This could perhaps be a classification criterion. Or simply an attempt to see what could be productive and conversely what could lead to a dead end, knowing that the estimates can be contradicted.
I cited some examples of @dougselsam 's analyzes. In my opinion crosswind reeling and fly-gen AWES produce (or not) by themselves. These methods are far (in spite of the explains by Peter Jamieson of the secondary rotor concept in his book page 128, but secondary rotors (fly-gen style) are not used on current HAWT) from the techniques used and proven in the world of wind energy and in particular the iconic three-bladed wind turbine (HAWT).
The same would apply to AWES integrating VAWTs, as less efficient wind turbines.

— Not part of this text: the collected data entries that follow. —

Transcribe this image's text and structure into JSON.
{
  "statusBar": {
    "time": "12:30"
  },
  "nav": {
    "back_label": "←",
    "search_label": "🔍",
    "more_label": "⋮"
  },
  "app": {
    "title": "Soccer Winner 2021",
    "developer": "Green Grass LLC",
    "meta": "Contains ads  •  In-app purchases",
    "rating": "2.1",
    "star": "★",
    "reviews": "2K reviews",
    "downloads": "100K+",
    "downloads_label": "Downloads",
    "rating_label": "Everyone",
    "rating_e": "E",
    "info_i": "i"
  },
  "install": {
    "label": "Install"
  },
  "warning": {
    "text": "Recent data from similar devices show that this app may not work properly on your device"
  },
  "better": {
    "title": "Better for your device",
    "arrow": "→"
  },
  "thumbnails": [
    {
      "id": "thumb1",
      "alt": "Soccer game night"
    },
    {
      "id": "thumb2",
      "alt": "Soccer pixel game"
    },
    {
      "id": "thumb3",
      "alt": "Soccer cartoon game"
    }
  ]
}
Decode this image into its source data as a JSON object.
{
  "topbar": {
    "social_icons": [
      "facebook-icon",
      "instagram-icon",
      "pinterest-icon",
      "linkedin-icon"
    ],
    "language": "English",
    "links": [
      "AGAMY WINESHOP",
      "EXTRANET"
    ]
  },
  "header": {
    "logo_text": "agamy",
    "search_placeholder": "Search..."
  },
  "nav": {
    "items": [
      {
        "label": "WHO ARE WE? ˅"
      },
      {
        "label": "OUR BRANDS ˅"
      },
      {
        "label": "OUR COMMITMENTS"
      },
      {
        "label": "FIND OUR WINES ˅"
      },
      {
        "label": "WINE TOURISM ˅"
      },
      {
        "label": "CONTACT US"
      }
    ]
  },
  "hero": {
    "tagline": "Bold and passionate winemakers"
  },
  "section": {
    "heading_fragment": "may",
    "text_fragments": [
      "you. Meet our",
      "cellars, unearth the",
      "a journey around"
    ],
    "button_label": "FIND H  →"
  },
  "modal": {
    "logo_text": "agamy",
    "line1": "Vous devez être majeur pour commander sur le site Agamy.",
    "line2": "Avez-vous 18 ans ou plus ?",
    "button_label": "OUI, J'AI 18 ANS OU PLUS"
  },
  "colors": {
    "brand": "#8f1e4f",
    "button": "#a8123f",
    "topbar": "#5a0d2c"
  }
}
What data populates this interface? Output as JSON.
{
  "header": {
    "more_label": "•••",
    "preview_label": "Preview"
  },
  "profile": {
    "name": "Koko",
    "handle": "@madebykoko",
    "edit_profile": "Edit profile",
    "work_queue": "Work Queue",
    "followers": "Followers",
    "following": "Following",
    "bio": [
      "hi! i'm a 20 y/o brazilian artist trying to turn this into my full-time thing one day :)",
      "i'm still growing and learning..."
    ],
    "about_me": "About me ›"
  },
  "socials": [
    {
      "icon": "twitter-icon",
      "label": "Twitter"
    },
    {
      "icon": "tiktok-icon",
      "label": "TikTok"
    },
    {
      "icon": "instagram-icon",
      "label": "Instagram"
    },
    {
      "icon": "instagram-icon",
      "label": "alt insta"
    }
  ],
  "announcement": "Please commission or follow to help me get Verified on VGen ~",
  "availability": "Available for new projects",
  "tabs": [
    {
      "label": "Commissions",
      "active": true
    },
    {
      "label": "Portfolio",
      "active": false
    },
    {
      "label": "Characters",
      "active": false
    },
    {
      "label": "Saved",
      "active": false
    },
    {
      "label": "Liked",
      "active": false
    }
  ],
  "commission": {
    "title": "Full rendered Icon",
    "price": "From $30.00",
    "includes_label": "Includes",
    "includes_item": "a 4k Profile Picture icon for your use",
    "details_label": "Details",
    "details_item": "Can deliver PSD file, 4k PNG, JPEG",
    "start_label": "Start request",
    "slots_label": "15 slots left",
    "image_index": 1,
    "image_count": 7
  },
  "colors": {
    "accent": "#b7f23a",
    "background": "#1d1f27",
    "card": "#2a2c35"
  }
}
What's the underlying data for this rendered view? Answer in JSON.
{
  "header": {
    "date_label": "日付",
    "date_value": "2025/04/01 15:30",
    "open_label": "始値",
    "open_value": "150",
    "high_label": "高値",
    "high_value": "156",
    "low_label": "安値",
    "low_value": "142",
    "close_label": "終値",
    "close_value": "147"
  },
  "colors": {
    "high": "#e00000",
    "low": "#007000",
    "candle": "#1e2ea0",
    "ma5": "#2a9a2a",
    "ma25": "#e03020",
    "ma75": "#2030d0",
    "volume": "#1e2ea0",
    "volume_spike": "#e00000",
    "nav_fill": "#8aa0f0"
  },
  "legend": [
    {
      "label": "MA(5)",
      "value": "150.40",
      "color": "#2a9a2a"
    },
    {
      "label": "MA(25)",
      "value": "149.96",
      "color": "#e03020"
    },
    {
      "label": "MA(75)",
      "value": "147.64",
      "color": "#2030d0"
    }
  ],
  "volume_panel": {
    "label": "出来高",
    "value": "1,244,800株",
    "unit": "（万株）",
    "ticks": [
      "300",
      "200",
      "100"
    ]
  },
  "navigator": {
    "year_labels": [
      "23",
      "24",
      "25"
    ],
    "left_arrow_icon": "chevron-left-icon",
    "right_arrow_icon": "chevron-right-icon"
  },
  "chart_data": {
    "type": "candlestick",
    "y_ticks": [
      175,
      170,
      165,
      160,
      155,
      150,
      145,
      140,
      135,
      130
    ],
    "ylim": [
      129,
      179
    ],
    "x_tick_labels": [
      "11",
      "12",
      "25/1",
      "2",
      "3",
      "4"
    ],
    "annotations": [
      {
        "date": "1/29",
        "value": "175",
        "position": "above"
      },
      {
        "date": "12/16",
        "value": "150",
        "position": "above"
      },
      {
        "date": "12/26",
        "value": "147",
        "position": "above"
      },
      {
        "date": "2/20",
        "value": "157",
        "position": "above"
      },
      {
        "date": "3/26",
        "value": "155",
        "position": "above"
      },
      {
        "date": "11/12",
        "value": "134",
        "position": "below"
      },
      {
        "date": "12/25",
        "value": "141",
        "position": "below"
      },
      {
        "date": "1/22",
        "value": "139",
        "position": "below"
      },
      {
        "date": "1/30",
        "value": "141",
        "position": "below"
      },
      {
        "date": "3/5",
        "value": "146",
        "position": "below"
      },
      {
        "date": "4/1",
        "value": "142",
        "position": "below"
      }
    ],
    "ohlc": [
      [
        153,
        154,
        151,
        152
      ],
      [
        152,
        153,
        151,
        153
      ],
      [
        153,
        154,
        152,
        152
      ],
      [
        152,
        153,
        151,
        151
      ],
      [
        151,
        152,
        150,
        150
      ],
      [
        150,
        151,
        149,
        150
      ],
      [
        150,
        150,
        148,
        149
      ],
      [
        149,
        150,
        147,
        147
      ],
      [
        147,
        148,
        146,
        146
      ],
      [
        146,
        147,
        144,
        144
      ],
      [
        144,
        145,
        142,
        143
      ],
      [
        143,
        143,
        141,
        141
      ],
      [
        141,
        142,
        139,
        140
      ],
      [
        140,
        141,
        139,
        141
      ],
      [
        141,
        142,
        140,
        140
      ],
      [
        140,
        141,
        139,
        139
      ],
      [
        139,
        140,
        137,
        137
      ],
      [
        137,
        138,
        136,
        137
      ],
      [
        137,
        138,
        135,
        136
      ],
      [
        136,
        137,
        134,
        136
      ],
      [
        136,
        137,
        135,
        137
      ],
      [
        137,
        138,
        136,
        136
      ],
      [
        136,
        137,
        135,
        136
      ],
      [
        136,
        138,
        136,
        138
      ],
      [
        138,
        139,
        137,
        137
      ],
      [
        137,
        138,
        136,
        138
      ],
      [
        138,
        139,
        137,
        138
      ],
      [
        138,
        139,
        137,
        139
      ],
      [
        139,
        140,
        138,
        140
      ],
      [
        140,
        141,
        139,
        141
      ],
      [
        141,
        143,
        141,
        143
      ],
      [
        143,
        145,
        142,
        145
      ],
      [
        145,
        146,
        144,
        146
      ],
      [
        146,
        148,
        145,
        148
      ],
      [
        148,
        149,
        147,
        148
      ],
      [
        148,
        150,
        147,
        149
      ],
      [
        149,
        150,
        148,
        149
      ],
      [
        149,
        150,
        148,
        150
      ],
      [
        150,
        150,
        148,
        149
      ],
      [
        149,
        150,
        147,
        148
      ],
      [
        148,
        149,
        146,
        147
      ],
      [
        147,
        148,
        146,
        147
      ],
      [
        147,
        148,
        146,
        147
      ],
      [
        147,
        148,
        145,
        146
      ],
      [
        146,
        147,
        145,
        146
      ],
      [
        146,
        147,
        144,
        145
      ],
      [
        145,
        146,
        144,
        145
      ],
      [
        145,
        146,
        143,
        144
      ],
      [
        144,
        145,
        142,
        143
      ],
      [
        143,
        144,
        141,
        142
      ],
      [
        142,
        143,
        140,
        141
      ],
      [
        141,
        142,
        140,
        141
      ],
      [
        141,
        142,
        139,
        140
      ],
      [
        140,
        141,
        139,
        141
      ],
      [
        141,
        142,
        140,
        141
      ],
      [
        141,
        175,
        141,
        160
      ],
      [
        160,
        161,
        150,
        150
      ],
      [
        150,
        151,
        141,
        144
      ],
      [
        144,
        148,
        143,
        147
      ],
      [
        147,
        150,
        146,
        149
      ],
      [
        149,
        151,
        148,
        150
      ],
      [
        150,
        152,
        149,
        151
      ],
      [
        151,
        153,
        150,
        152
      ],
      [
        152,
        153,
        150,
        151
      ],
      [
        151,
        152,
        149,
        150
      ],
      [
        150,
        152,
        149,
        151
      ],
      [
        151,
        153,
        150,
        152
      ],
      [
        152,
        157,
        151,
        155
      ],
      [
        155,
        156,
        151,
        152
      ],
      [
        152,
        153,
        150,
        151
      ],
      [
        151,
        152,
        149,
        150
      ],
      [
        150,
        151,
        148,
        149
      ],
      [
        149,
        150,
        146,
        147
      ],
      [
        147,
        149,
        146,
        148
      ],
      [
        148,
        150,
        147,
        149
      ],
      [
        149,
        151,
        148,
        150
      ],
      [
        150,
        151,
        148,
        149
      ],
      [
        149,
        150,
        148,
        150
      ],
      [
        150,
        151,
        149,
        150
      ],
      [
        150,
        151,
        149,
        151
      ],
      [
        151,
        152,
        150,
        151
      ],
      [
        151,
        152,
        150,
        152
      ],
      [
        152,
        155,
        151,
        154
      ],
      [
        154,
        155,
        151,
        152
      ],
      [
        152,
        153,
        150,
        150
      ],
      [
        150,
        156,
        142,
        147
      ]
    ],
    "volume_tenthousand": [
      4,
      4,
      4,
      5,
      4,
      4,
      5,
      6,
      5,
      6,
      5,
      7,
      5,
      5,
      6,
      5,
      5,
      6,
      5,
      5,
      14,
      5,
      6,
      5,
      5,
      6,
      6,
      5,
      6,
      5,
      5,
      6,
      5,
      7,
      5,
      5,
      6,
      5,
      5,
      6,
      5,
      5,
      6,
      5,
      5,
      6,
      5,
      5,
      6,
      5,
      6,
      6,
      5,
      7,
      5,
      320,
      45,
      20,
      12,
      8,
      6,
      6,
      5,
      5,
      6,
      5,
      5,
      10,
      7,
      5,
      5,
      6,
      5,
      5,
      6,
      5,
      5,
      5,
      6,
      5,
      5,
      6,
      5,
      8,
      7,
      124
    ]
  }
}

If we limit ourselves to AWES having integrated a conventional wind turbine, I only see Altaeros, or maybe Kiwee. But:
It will be noted that the criticism does not relate to the turbine itself, which is therefore a classic HAWT, but to the aerostat part. Maybe it’s finally less serious.
This brings us to the question of the topic: are we more right in wanting to integrate or suspend a conventional HAWT, a proven technology, rather than choosing more specific techniques like crosswind flight in reeling or fly-gen mode?
In the first case we will seek maximum aerodynamic and aerostatic lift to lift a considerable mass with the least possible risks, and for continuous production with wind turbines that we already know.
In the second case we seek to limit the equipment in flight in relation to the power produced by using crosswind flight the most often, with in return obstacles such as reliability, duration and continuous operation, etc.
In the first case we come from existing HAWT to make them fly. In the second case it is quite something else: we enter into some specific AWE vocabulary, ignoring HAWT.
Here is a fairly long video in French, which presents a guided tour of a 750 kW wind turbine.
It’s quite informative to start understanding how it works all the time. All the kinetic energy conversion elements are located in the nacelle, but the electrical equipment for grid adaptation is found at the foot of the tower.
Now you want to send this turbine to higher altitudes to harvest more powerful and consistent winds.
If you use Altaeros, you will need to have approximately the same ratio of balloon diameter to turbine diameter, thus several times. Our 750 kW rotor is approximately 50 m in diameter. The balloon should be around 200 m in diameter, also knowing that a large mass must be lifted safely. As it is a fly-gen, certainly static but fly-gen nonetheless, the tether must be electrified. Altaeros blimp shape has a great advantage of protection of the turbine aloft, but take a lot of material in relation to the volume.
Another aerostat, but not tested for my knowledge, is planned to carry two conventional wind turbines.
In both architectures the wind turbine is not suspended, which would be detrimental because of the pendulum effect on such an imposing mass (and which is not good for the efficiency among other issues), and also because upon landing the wind turbine would be the first element to touch the ground, which would not be good for its safety.
We therefore have particularly complex solutions to implement, knowing to what extent a heavily loaded aerostat can be vulnerable during takeoff and landing. But these are, to my knowledge, the only solutions implementing already well-known HAWTs, although certainly under different conditions.
Thanks Pierre for explaining that AWE is still exactly where it was 15 years ago: Nowhere. (“Flygen? Skygen? Groundgen? Ballons? Kites? Airships? Hard wings? Soft wings? Drag-based? Lift-based? Not even knowing what drag-based or lift-based means?” And now, “spinning sausage? Helium? hydrogen? Hot air? Nitrogen? Seriously??? Nitrogen??? Pivot to Wifi? Pivot to flying taxis?”)
Land of the Lost. None of the endless promises have come true. Still like a blind guy trying to figure out where he is, in a dark room. Or a few thousand blind guys… and girls… with an H.R Department… Renting office space… Taking group-selfies for Mom to look at… With another new test facility finally approved in Ireland… Flailing, flailing, and endlessly failing… Still trying to understand even the most basic factors it would face if ever actually developed to a commercial level.
This is something positive. Indeed, AWE is a remarkably stable sector.
And perhaps this topic can help to provide an explanation for this stability. On the one hand, conventional HAWT have the right conversion systems, but they are far too heavy to be aloft. On the other hand what is lighter and good for AWE, are the less good conversion systems which are intermittent, then there are all the intermediaries.
When we see the video above we measure the gulf between AWE and HAWT.
HAWT have the best possible efficiency, are reliable, are fixed (without the insane risks of rapid permanent trips to who knows where at the end of a 1 km tether). Certainly HAWT can be a little short for very high altitude winds, but are experiencing exponential development all over the world, while the development of AWE still has the virtue of stability, failing that of their flying devices.
Researchers underestimated the obstacles to AWE and were perhaps wrong to strongly and unanimously praise a system that ultimately failed, taking the entire sector with it.
But let’s not forget that the Phoenix is ​​reborn from its ashes. Who knows if one day a brilliant individual _ not a team, not human resources, just an individual _ will not find the keys to the sky for AWE.